Film directed by David Lynch, creator of TV series Twin Peaks as well as the films Dune, Blue Velvet, The Elephant Man, Lost Highway, and The Straight Story, amongst others. Originally pitched as a TV series to ABC; upon its rejection, France based film company Studio Canal provided funding to complete shooting. Using material from the show's pilot, the film was completed and released on October 12, 2001.

The film is reminiscent of the Coen brothers' The Big Lebowski, as well as Lynch's own Blue Velvet and Lost Highway. This is my own personal favorite of Lynch's works, as it has been the most intellectually rewarding and stimulating.

Warning: Some spoilers below. Do not read ahead if you haven't seen the film.

My interpretation of the film is as follows : First off, Betty, Diana, and the blonde Camilla are all one character, representative of talent. Rita and the brunette Camilla (played by the same actress) represent beauty. The first half of the film is a day dream of Betty, who at first naively thinks that talent is all one needs to get by in Hollywood. Betty sees herself as both talented and beautiful. This combination is represented by the blonde Camilla (notice the audition scene, where Betty watches herself - this is comparable to the masturbation later in the film).

Rita, or the real Camilla, begins the film with amnesia. Both she and Diana believe that beauty and talent can merge. This results in the film's lesbian sex scenes, which at first appear quite inappropriate. Talent also tries to show beauty that she is dead, by leading her to the rotting corpse. After the "shift" in the film, the silencio scene, we actually find that it is talent who is dead. After the shift, the movie is similar to a very realistic nightmare

At this point, Diana is dichotomized into a success (the dinner party) and a failure (Diana as prostitute at Winkie's), both of which are equally plausible, and both of which yield only unhappiness. The love scenes get much more dramatic and surreal, until finally they end altogether. We find that, in Hollywood, beauty wins.

Talent tries to fight back, however. She hires the hitman/cowboy (who represents Diana's simplistic sense of justice - note that he works for the gansters, who guarantee the blonde Camilla/Betty a role) to kill beauty. The film at this point loops back chronologically to the beginning, where the gangsters attempt to kill Rita. The teenagers represent the mindless masses of pop culture, who allow beauty to forget that she has no talent and rescue her from death, setting the story in motion.

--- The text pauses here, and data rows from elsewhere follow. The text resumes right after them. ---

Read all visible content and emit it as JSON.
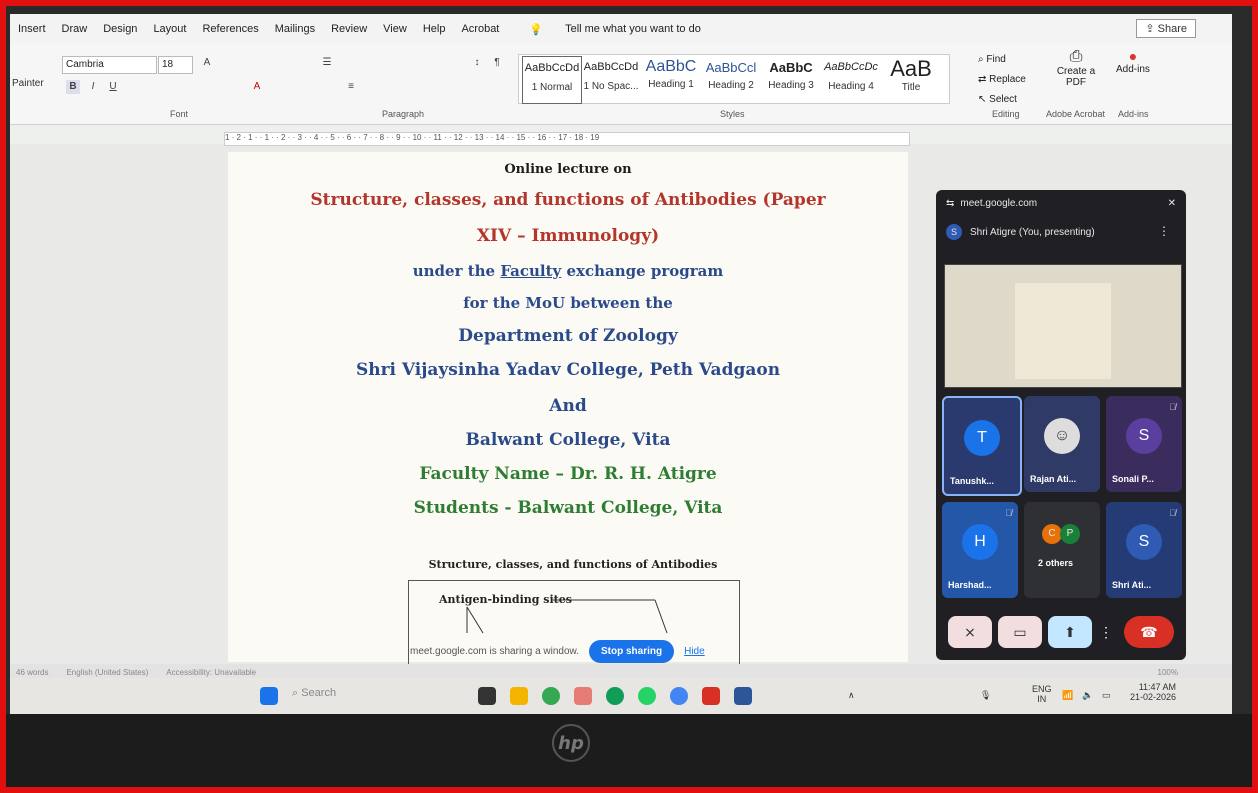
{
  "word": {
    "tabs": [
      "Insert",
      "Draw",
      "Design",
      "Layout",
      "References",
      "Mailings",
      "Review",
      "View",
      "Help",
      "Acrobat"
    ],
    "tell_me": "Tell me what you want to do",
    "share": "Share",
    "clipboard_label": "Painter",
    "font_name": "Cambria",
    "font_size": "18",
    "group_font": "Font",
    "group_paragraph": "Paragraph",
    "group_styles": "Styles",
    "group_editing": "Editing",
    "group_adobe": "Adobe Acrobat",
    "group_addins": "Add-ins",
    "styles": [
      {
        "sample": "AaBbCcDd",
        "name": "1 Normal"
      },
      {
        "sample": "AaBbCcDd",
        "name": "1 No Spac..."
      },
      {
        "sample": "AaBbC",
        "name": "Heading 1"
      },
      {
        "sample": "AaBbCcl",
        "name": "Heading 2"
      },
      {
        "sample": "AaBbC",
        "name": "Heading 3"
      },
      {
        "sample": "AaBbCcDc",
        "name": "Heading 4"
      },
      {
        "sample": "AaB",
        "name": "Title"
      }
    ],
    "editing": {
      "find": "Find",
      "replace": "Replace",
      "select": "Select"
    },
    "create_pdf": "Create a PDF",
    "addins": "Add-ins",
    "ruler_marks": "1 · 2 · 1 · · 1 · · 2 · · 3 · · 4 · · 5 · · 6 · · 7 · · 8 · · 9 · · 10 · · 11 · · 12 · · 13 · · 14 · · 15 · · 16 · · 17 · 18 · 19"
  },
  "document": {
    "line1": "Online lecture on",
    "line2": "Structure, classes, and functions of Antibodies (Paper",
    "line3": "XIV – Immunology)",
    "line4_pre": "under the ",
    "line4_link": "Faculty",
    "line4_post": " exchange program",
    "line5": "for the MoU between the",
    "line6": "Department of Zoology",
    "line7": "Shri Vijaysinha Yadav College, Peth Vadgaon",
    "line8": "And",
    "line9": "Balwant College, Vita",
    "line10": "Faculty Name – Dr. R. H. Atigre",
    "line11": "Students - Balwant College, Vita",
    "diagram_title": "Structure, classes, and functions of Antibodies",
    "diagram_label": "Antigen-binding sites"
  },
  "share_bar": {
    "text": "meet.google.com is sharing a window.",
    "stop": "Stop sharing",
    "hide": "Hide"
  },
  "status_bar": {
    "words": "46 words",
    "language": "English (United States)",
    "accessibility": "Accessibility: Unavailable",
    "zoom": "100%"
  },
  "taskbar": {
    "search": "Search",
    "lang_top": "ENG",
    "lang_bottom": "IN",
    "time": "11:47 AM",
    "date": "21-02-2026"
  },
  "meet": {
    "url": "meet.google.com",
    "presenter_initial": "S",
    "presenter": "Shri Atigre (You, presenting)",
    "tiles": [
      {
        "initial": "T",
        "name": "Tanushk...",
        "color": "#1a73e8"
      },
      {
        "initial": "",
        "name": "Rajan Ati...",
        "color": "#ffffff"
      },
      {
        "initial": "S",
        "name": "Sonali P...",
        "color": "#5b3f9e"
      },
      {
        "initial": "H",
        "name": "Harshad...",
        "color": "#1a73e8"
      },
      {
        "initial": "",
        "name": "2 others",
        "color": "#3c4043"
      },
      {
        "initial": "S",
        "name": "Shri Ati...",
        "color": "#2f5bb5"
      }
    ],
    "others_initials": [
      "C",
      "P"
    ]
  },
  "colors": {
    "title_red": "#b3352b",
    "blue_text": "#2b4a8a",
    "green_text": "#2e7d32",
    "meet_bg": "#1f1f24",
    "end_call": "#d93025"
  }
}
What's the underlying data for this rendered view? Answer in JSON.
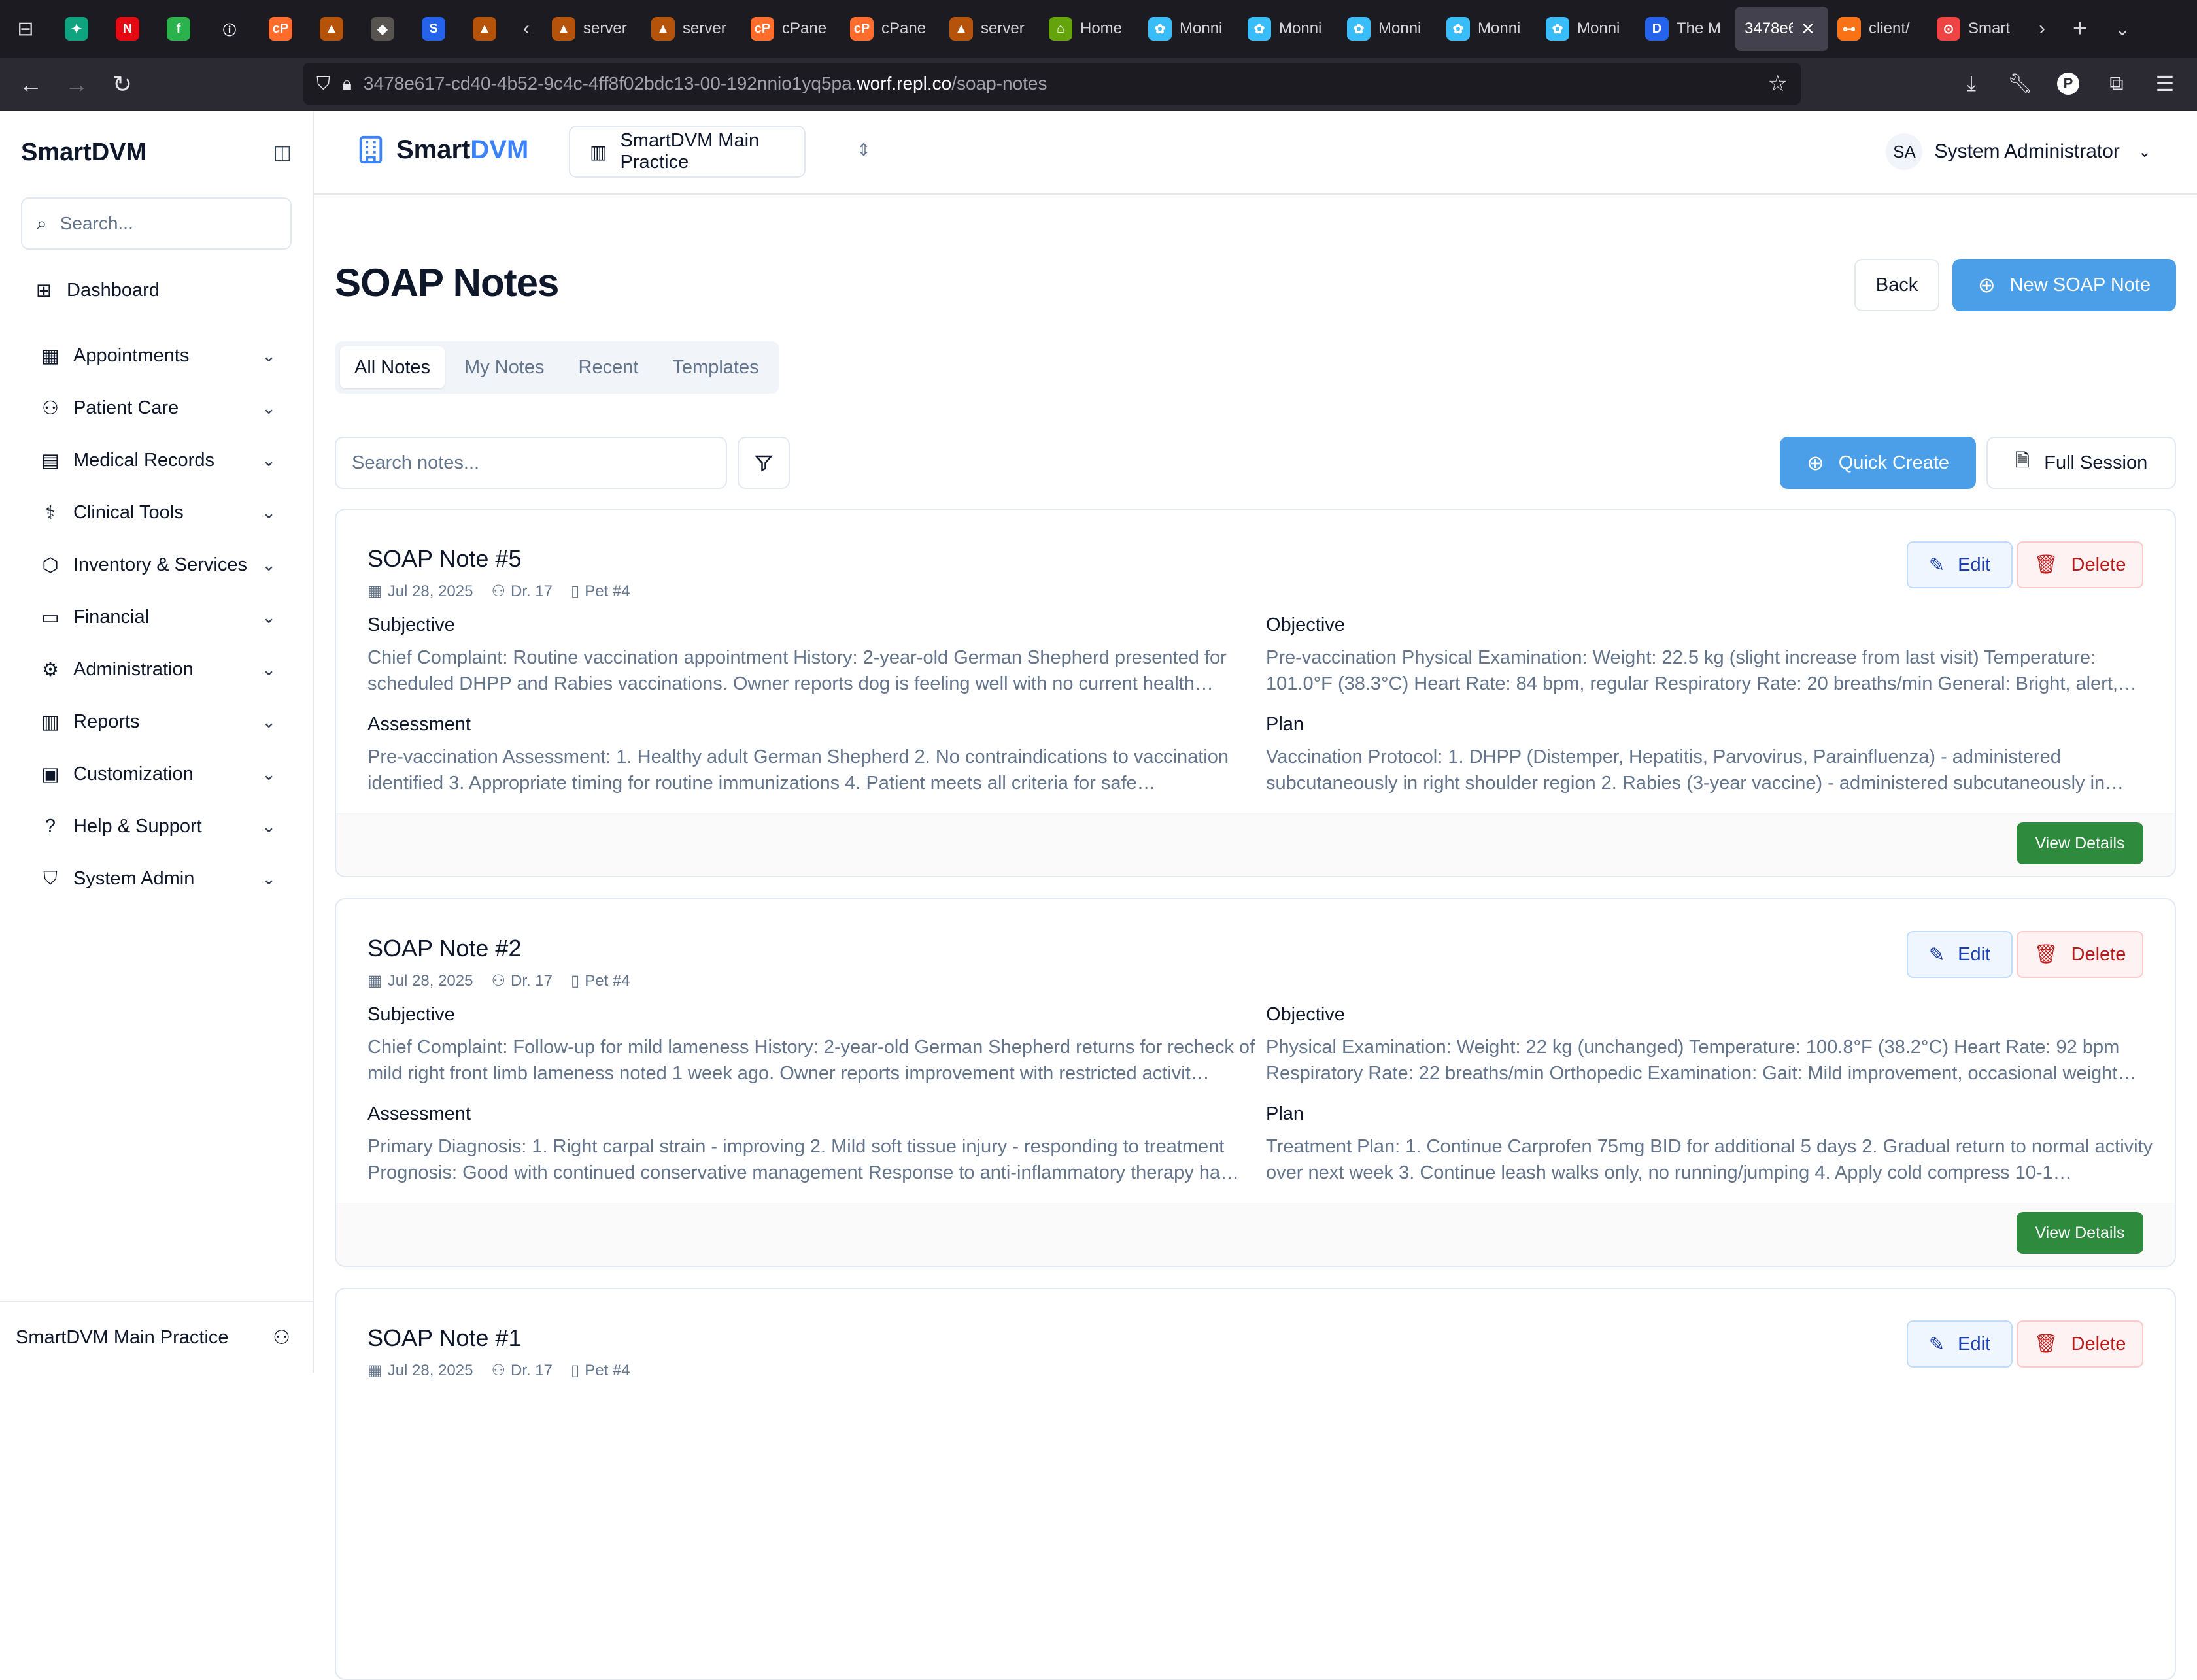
{
  "browser": {
    "tabs": [
      {
        "label": "",
        "icon": "chatgpt-icon",
        "color": "#10a37f",
        "glyph": "✦"
      },
      {
        "label": "",
        "icon": "netflix-icon",
        "color": "#e50914",
        "glyph": "N"
      },
      {
        "label": "",
        "icon": "feedly-icon",
        "color": "#2bb24c",
        "glyph": "f"
      },
      {
        "label": "",
        "icon": "info-icon",
        "color": "#1c1b22",
        "glyph": "ⓘ"
      },
      {
        "label": "",
        "icon": "cpanel-icon",
        "color": "#ff6c2c",
        "glyph": "cP"
      },
      {
        "label": "",
        "icon": "server-icon",
        "color": "#b45309",
        "glyph": "▲"
      },
      {
        "label": "",
        "icon": "puzzle-icon",
        "color": "#57534e",
        "glyph": "◆"
      },
      {
        "label": "",
        "icon": "s-icon",
        "color": "#2563eb",
        "glyph": "S"
      },
      {
        "label": "",
        "icon": "server-icon",
        "color": "#b45309",
        "glyph": "▲"
      }
    ],
    "scroll_tabs": [
      {
        "label": "server",
        "icon": "server-icon",
        "color": "#b45309",
        "glyph": "▲"
      },
      {
        "label": "server",
        "icon": "server-icon",
        "color": "#b45309",
        "glyph": "▲"
      },
      {
        "label": "cPane",
        "icon": "cpanel-icon",
        "color": "#ff6c2c",
        "glyph": "cP"
      },
      {
        "label": "cPane",
        "icon": "cpanel-icon",
        "color": "#ff6c2c",
        "glyph": "cP"
      },
      {
        "label": "server",
        "icon": "server-icon",
        "color": "#b45309",
        "glyph": "▲"
      },
      {
        "label": "Home",
        "icon": "home-icon",
        "color": "#65a30d",
        "glyph": "⌂"
      },
      {
        "label": "Monni",
        "icon": "monni-icon",
        "color": "#38bdf8",
        "glyph": "✿"
      },
      {
        "label": "Monni",
        "icon": "monni-icon",
        "color": "#38bdf8",
        "glyph": "✿"
      },
      {
        "label": "Monni",
        "icon": "monni-icon",
        "color": "#38bdf8",
        "glyph": "✿"
      },
      {
        "label": "Monni",
        "icon": "monni-icon",
        "color": "#38bdf8",
        "glyph": "✿"
      },
      {
        "label": "Monni",
        "icon": "monni-icon",
        "color": "#38bdf8",
        "glyph": "✿"
      },
      {
        "label": "The M",
        "icon": "d-icon",
        "color": "#2563eb",
        "glyph": "D"
      }
    ],
    "active_tab": "3478e6",
    "trailing_tabs": [
      {
        "label": "client/",
        "icon": "client-icon",
        "color": "#f97316",
        "glyph": "⊶"
      },
      {
        "label": "Smart",
        "icon": "smart-icon",
        "color": "#ef4444",
        "glyph": "⊙"
      }
    ],
    "url_prefix": "3478e617-cd40-4b52-9c4c-4ff8f02bdc13-00-192nnio1yq5pa.",
    "url_host": "worf.repl.co",
    "url_path": "/soap-notes"
  },
  "sidebar": {
    "title": "SmartDVM",
    "search_placeholder": "Search...",
    "items": [
      {
        "label": "Dashboard",
        "icon": "dashboard-icon",
        "glyph": "⊞",
        "chevron": false
      },
      {
        "label": "Appointments",
        "icon": "calendar-icon",
        "glyph": "▦",
        "chevron": true
      },
      {
        "label": "Patient Care",
        "icon": "users-icon",
        "glyph": "⚇",
        "chevron": true
      },
      {
        "label": "Medical Records",
        "icon": "file-medical-icon",
        "glyph": "▤",
        "chevron": true
      },
      {
        "label": "Clinical Tools",
        "icon": "stethoscope-icon",
        "glyph": "⚕",
        "chevron": true
      },
      {
        "label": "Inventory & Services",
        "icon": "package-icon",
        "glyph": "⬡",
        "chevron": true
      },
      {
        "label": "Financial",
        "icon": "credit-card-icon",
        "glyph": "▭",
        "chevron": true
      },
      {
        "label": "Administration",
        "icon": "settings-icon",
        "glyph": "⚙",
        "chevron": true
      },
      {
        "label": "Reports",
        "icon": "bar-chart-icon",
        "glyph": "▥",
        "chevron": true
      },
      {
        "label": "Customization",
        "icon": "monitor-icon",
        "glyph": "▣",
        "chevron": true
      },
      {
        "label": "Help & Support",
        "icon": "help-circle-icon",
        "glyph": "?",
        "chevron": true
      },
      {
        "label": "System Admin",
        "icon": "shield-icon",
        "glyph": "⛉",
        "chevron": true
      }
    ],
    "footer": "SmartDVM Main Practice"
  },
  "header": {
    "logo_a": "Smart",
    "logo_b": "DVM",
    "practice": "SmartDVM Main Practice",
    "user_initials": "SA",
    "user_name": "System Administrator"
  },
  "page": {
    "title": "SOAP Notes",
    "back": "Back",
    "new_note": "New SOAP Note",
    "tabs": [
      "All Notes",
      "My Notes",
      "Recent",
      "Templates"
    ],
    "active_tab": 0,
    "search_placeholder": "Search notes...",
    "quick_create": "Quick Create",
    "full_session": "Full Session",
    "labels": {
      "subjective": "Subjective",
      "objective": "Objective",
      "assessment": "Assessment",
      "plan": "Plan",
      "edit": "Edit",
      "delete": "Delete",
      "view": "View Details"
    }
  },
  "notes": [
    {
      "title": "SOAP Note #5",
      "date": "Jul 28, 2025",
      "doctor": "Dr. 17",
      "pet": "Pet #4",
      "subjective": "Chief Complaint: Routine vaccination appointment History: 2-year-old German Shepherd presented for scheduled DHPP and Rabies vaccinations. Owner reports dog is feeling well with no current health…",
      "objective": "Pre-vaccination Physical Examination: Weight: 22.5 kg (slight increase from last visit) Temperature: 101.0°F (38.3°C) Heart Rate: 84 bpm, regular Respiratory Rate: 20 breaths/min General: Bright, alert,…",
      "assessment": "Pre-vaccination Assessment: 1. Healthy adult German Shepherd 2. No contraindications to vaccination identified 3. Appropriate timing for routine immunizations 4. Patient meets all criteria for safe…",
      "plan": "Vaccination Protocol: 1. DHPP (Distemper, Hepatitis, Parvovirus, Parainfluenza) - administered subcutaneously in right shoulder region 2. Rabies (3-year vaccine) - administered subcutaneously in…"
    },
    {
      "title": "SOAP Note #2",
      "date": "Jul 28, 2025",
      "doctor": "Dr. 17",
      "pet": "Pet #4",
      "subjective": "Chief Complaint: Follow-up for mild lameness History: 2-year-old German Shepherd returns for recheck of mild right front limb lameness noted 1 week ago. Owner reports improvement with restricted activit…",
      "objective": "Physical Examination: Weight: 22 kg (unchanged) Temperature: 100.8°F (38.2°C) Heart Rate: 92 bpm Respiratory Rate: 22 breaths/min Orthopedic Examination: Gait: Mild improvement, occasional weight…",
      "assessment": "Primary Diagnosis: 1. Right carpal strain - improving 2. Mild soft tissue injury - responding to treatment Prognosis: Good with continued conservative management Response to anti-inflammatory therapy ha…",
      "plan": "Treatment Plan: 1. Continue Carprofen 75mg BID for additional 5 days 2. Gradual return to normal activity over next week 3. Continue leash walks only, no running/jumping 4. Apply cold compress 10-1…"
    },
    {
      "title": "SOAP Note #1",
      "date": "Jul 28, 2025",
      "doctor": "Dr. 17",
      "pet": "Pet #4"
    }
  ]
}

Finally, the sketchy parts. Winkie's represents the real, existentialistic (existentialism) version of Hollywood, and the two men who talk at the beginning are the totality of people. The hobo represents our new, modernist (modernism god/existentialistic force, and the blue box is entropy/time/age, something which destroys both talent and beauty.

All of these things make up a commentary on the facade which is Hollywood; an empty, untalented, pretty picture.

In retrospect, I have no idea why this movie reminded my of The Big Lebowski (I think the Cowboy and the humor). Just thought that I'd mention that.

My real reason for this little addition is to comment on the idea of the ending being a flashback. Not to say that I disagree with Edame or Walter, but rather I just wanted to point out that in Lost Highway, one of Lynch's other surrealistic romps, the movie indeed is on a continual loop, in a way which can't be explained as a flashback.* Now, this is a different movie, and so this really shouldn't affect interpretations, but I just thought that I'd mention it.

* Perhaps this statement is too rash. Walter's interpretation of Lost Highway is that it too ends in not a flashback, but time travel. This is something I hadn't thought about (I don't have an interpretation of Lost Highway), and so will stop attempting to constrain other's interpretations so foolishly.